Montez sourit et dit d’un ton hésitant :
— Je suppose que vous allez m’offrir de la partager avec moi ?
— Non, fit Gottstein en fronçant son nez épaté. J’allais au contraire vous dire, avec les accents les plus nobles : « Tiens, Montez, prends-la ! Tu en as certainement un plus grand besoin que moi. » Il bafouilla légèrement en prononçant ces mots car il employait rarement, en langage planétaire, le tutoiement.
Cette fois Montez rit franchement, puis, reprenant son sérieux, il dit en secouant la tête :
— Non : dans une semaine je me gaverai de tous les produits terrestres que je peux désirer. Il n’en sera pas de même pour vous. Au cours des quelques années que vous allez passer ici, vos rations seront plutôt maigres, et vous vous reprocheriez amèrement votre présente générosité. Non, gardez votre boîte de corned-beef… Si, si, j’insiste. Je ne voudrais pour rien au monde que vous me gardiez par la suite une haine tenace.
Il parlait gravement, la main posée sur l’épaule de Gottstein qu’il regardait droit dans les yeux.
« Enfin, ajouta-t-il, il existe un sujet dont je tiens absolument à vous parler et que j’ai éludé jusqu’à présent parce que je ne savais pas comment l’aborder. Cette digression sur la nourriture n’était qu’une excuse pour retarder ce moment.
Gottstein remit dans sa poche la boîte de corned-beef. Bien incapable de donner à son visage réjoui une expression aussi sérieuse que celle qu’arborait son collègue, il n’en dit pas moins d’une voix ferme et grave :
— S’agit-il d’un sujet que vous n’avez pu traiter dans vos messages, Montez ?
— Ce sujet, j’ai tenté de le suggérer, Gottstein : mais ne sachant pas exactement comment l’énoncer, et la Terre mettant une mauvaise volonté évidente à interpréter mes messages, nous avons fini par ne plus rien nous communiquer d’important. J’espère que vous réussirez mieux que moi. Si je n’ai pas demandé à prolonger ma mission ici c’est en raison de mon incapacité à communiquer avec la Terre, incapacité dont je me refuse à assumer plus longtemps la responsabilité.

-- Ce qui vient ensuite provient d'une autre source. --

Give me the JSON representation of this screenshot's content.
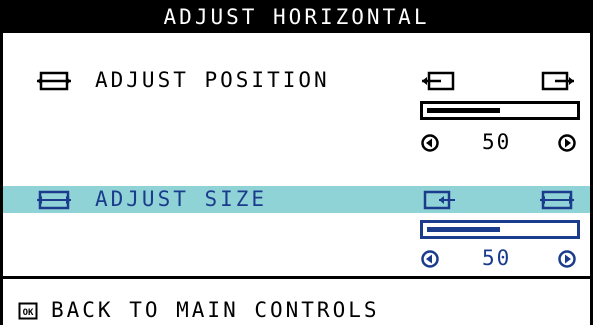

— À vous entendre, cela a l’air grave.
— C’est bien l’impression que je cherche à vous donner. À première vue, cela peut sembler absurde. La colonie lunaire ne compte qu’une dizaine de milliers de gens. Moins de la moitié sont d’authentiques Lunarites. Ils sont handicapés par leur manque de ressources, leur manque d’espace ; le monde où ils vivent est dur, et cependant… et cependant…

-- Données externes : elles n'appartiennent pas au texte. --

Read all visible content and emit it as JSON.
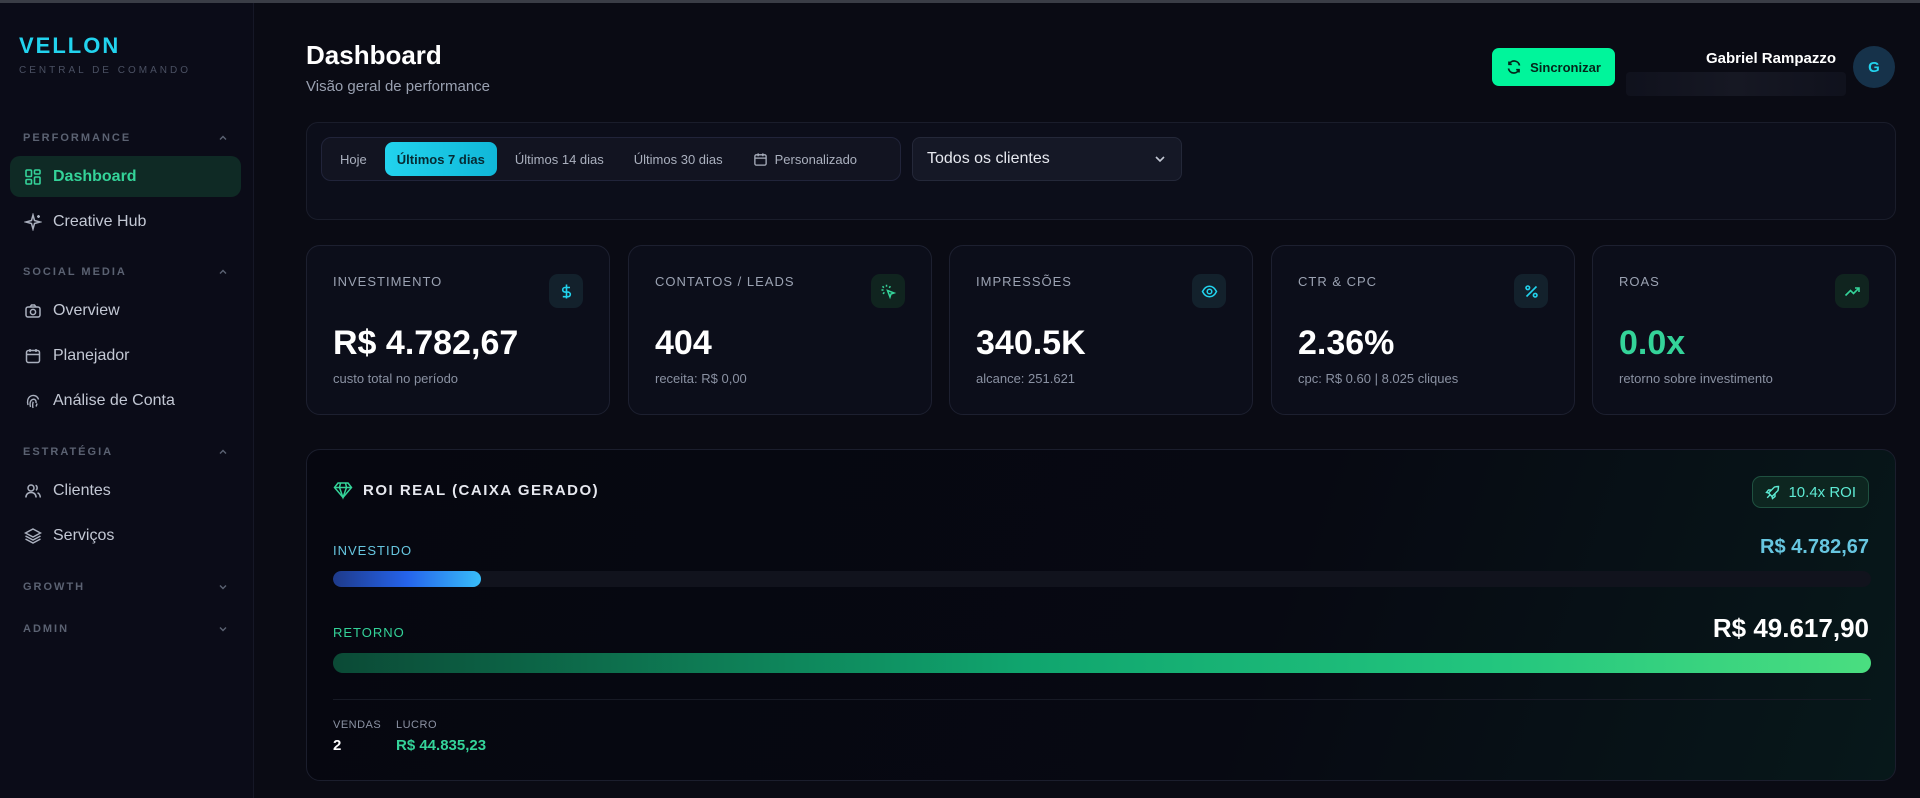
{
  "brand": {
    "name": "VELLON",
    "subtitle": "CENTRAL DE COMANDO"
  },
  "sidebar": {
    "sections": [
      {
        "label": "PERFORMANCE",
        "expanded": true
      },
      {
        "label": "SOCIAL MEDIA",
        "expanded": true
      },
      {
        "label": "ESTRATÉGIA",
        "expanded": true
      },
      {
        "label": "GROWTH",
        "expanded": false
      },
      {
        "label": "ADMIN",
        "expanded": false
      }
    ],
    "items": [
      {
        "label": "Dashboard",
        "icon": "grid-icon",
        "active": true
      },
      {
        "label": "Creative Hub",
        "icon": "sparkles-icon"
      },
      {
        "label": "Overview",
        "icon": "camera-icon"
      },
      {
        "label": "Planejador",
        "icon": "calendar-icon"
      },
      {
        "label": "Análise de Conta",
        "icon": "fingerprint-icon"
      },
      {
        "label": "Clientes",
        "icon": "users-icon"
      },
      {
        "label": "Serviços",
        "icon": "layers-icon"
      }
    ]
  },
  "header": {
    "title": "Dashboard",
    "subtitle": "Visão geral de performance",
    "sync_label": "Sincronizar",
    "user_name": "Gabriel Rampazzo",
    "avatar_initial": "G"
  },
  "filters": {
    "ranges": [
      "Hoje",
      "Últimos 7 dias",
      "Últimos 14 dias",
      "Últimos 30 dias",
      "Personalizado"
    ],
    "active_range": "Últimos 7 dias",
    "client_select": "Todos os clientes"
  },
  "kpis": [
    {
      "label": "INVESTIMENTO",
      "value": "R$ 4.782,67",
      "sub": "custo total no período",
      "icon": "dollar-icon"
    },
    {
      "label": "CONTATOS / LEADS",
      "value": "404",
      "sub": "receita: R$ 0,00",
      "icon": "pointer-click-icon"
    },
    {
      "label": "IMPRESSÕES",
      "value": "340.5K",
      "sub": "alcance: 251.621",
      "icon": "eye-icon"
    },
    {
      "label": "CTR & CPC",
      "value": "2.36%",
      "sub": "cpc: R$ 0.60 | 8.025 cliques",
      "icon": "percent-icon"
    },
    {
      "label": "ROAS",
      "value": "0.0x",
      "sub": "retorno sobre investimento",
      "icon": "trending-up-icon"
    }
  ],
  "roi": {
    "title": "ROI REAL (CAIXA GERADO)",
    "badge": "10.4x ROI",
    "invested_label": "INVESTIDO",
    "invested_value": "R$ 4.782,67",
    "invested_fraction": 0.0964,
    "return_label": "RETORNO",
    "return_value": "R$ 49.617,90",
    "return_fraction": 1.0,
    "sales_label": "VENDAS",
    "sales_value": "2",
    "profit_label": "LUCRO",
    "profit_value": "R$ 44.835,23"
  },
  "colors": {
    "accent_cyan": "#22d3ee",
    "accent_green": "#00f59b",
    "positive": "#34d399"
  }
}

— Et cependant ?… fit Gottstein l’encourageant à continuer.
— Il se passe ici quelque chose – je ne saurais dire exactement quoi – qui pourrait se révéler dangereux.
— Dangereux ?… Que peuvent-ils faire ? Déclarer la guerre à la Terre ? fit Gottstein se retenant de sourire.

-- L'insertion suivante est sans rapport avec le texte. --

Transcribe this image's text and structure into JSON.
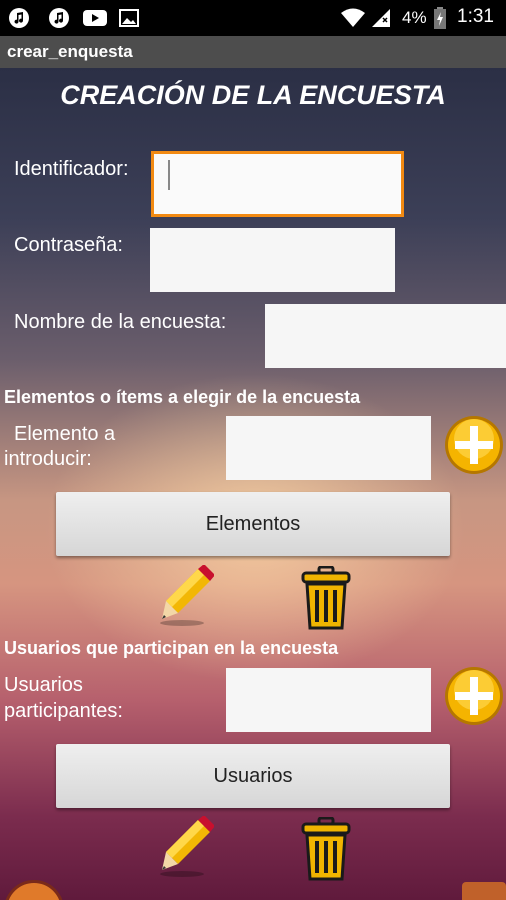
{
  "status_bar": {
    "battery_percent": "4%",
    "time": "1:31",
    "icons": [
      "music-note-icon",
      "music-note-icon",
      "youtube-icon",
      "image-icon",
      "wifi-icon",
      "signal-icon",
      "battery-charging-icon"
    ]
  },
  "title_bar": {
    "title": "crear_enquesta"
  },
  "form": {
    "heading": "CREACIÓN DE LA ENCUESTA",
    "identifier_label": "Identificador:",
    "identifier_value": "",
    "password_label": "Contraseña:",
    "password_value": "",
    "survey_name_label": "Nombre de la encuesta:",
    "survey_name_value": ""
  },
  "elements_section": {
    "title": "Elementos o ítems a elegir de la encuesta",
    "input_label_line1": "Elemento a",
    "input_label_line2": "introducir:",
    "input_value": "",
    "list_button": "Elementos",
    "icons": [
      "add-icon",
      "edit-pencil-icon",
      "trash-icon"
    ]
  },
  "users_section": {
    "title": "Usuarios que participan en la encuesta",
    "input_label_line1": "Usuarios",
    "input_label_line2": "participantes:",
    "input_value": "",
    "list_button": "Usuarios",
    "icons": [
      "add-icon",
      "edit-pencil-icon",
      "trash-icon"
    ]
  },
  "colors": {
    "accent_focus": "#f28a12",
    "title_bar": "#4d4d4d",
    "plus_button": "#f5b400",
    "trash": "#f0b400"
  }
}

— Non, non, c’est bien plus subtil que cela, fit Montez se passant la main sur le visage puis se frottant nerveusement les yeux : À parler franc, j’estime que la Terre a perdu de son dynamisme.
— Ce qui veut dire ?…
— Comment vous expliquer cela ? Au moment même où une colonie s’est établie sur la Lune, la Terre a dû affronter la Grande Crise. Je pense que je n’ai pas besoin de vous le rappeler.
— Non, non, inutile, fit Gottstein assombri.
— La population qui était à ce moment de six milliards d’habitants est tombée à deux milliards.
— La Terre ne s’en porte que mieux, n’est-il pas vrai ?
— Sans aucun doute, mais j’aurais préféré que cette baisse de population soit due à d’autres causes… La Crise a laissé derrière elle une constante méfiance envers la technologie, une profonde inertie, le refus de tout changement par crainte d’éventuels effets secondaires. De grands mais peut-être dangereux projets ont été abandonnés parce qu’on a tendance maintenant à sacrifier la grandeur à la sécurité.
— Vous faites allusion, je suppose, aux expériences génétiques ?
— Ce sont évidemment les plus spectaculaires, mais non les seules, fit Montez avec amertume.
— À dire vrai, je ne regrette pas qu’on y ait renoncé. Cela n’a été qu’une suite d’échecs.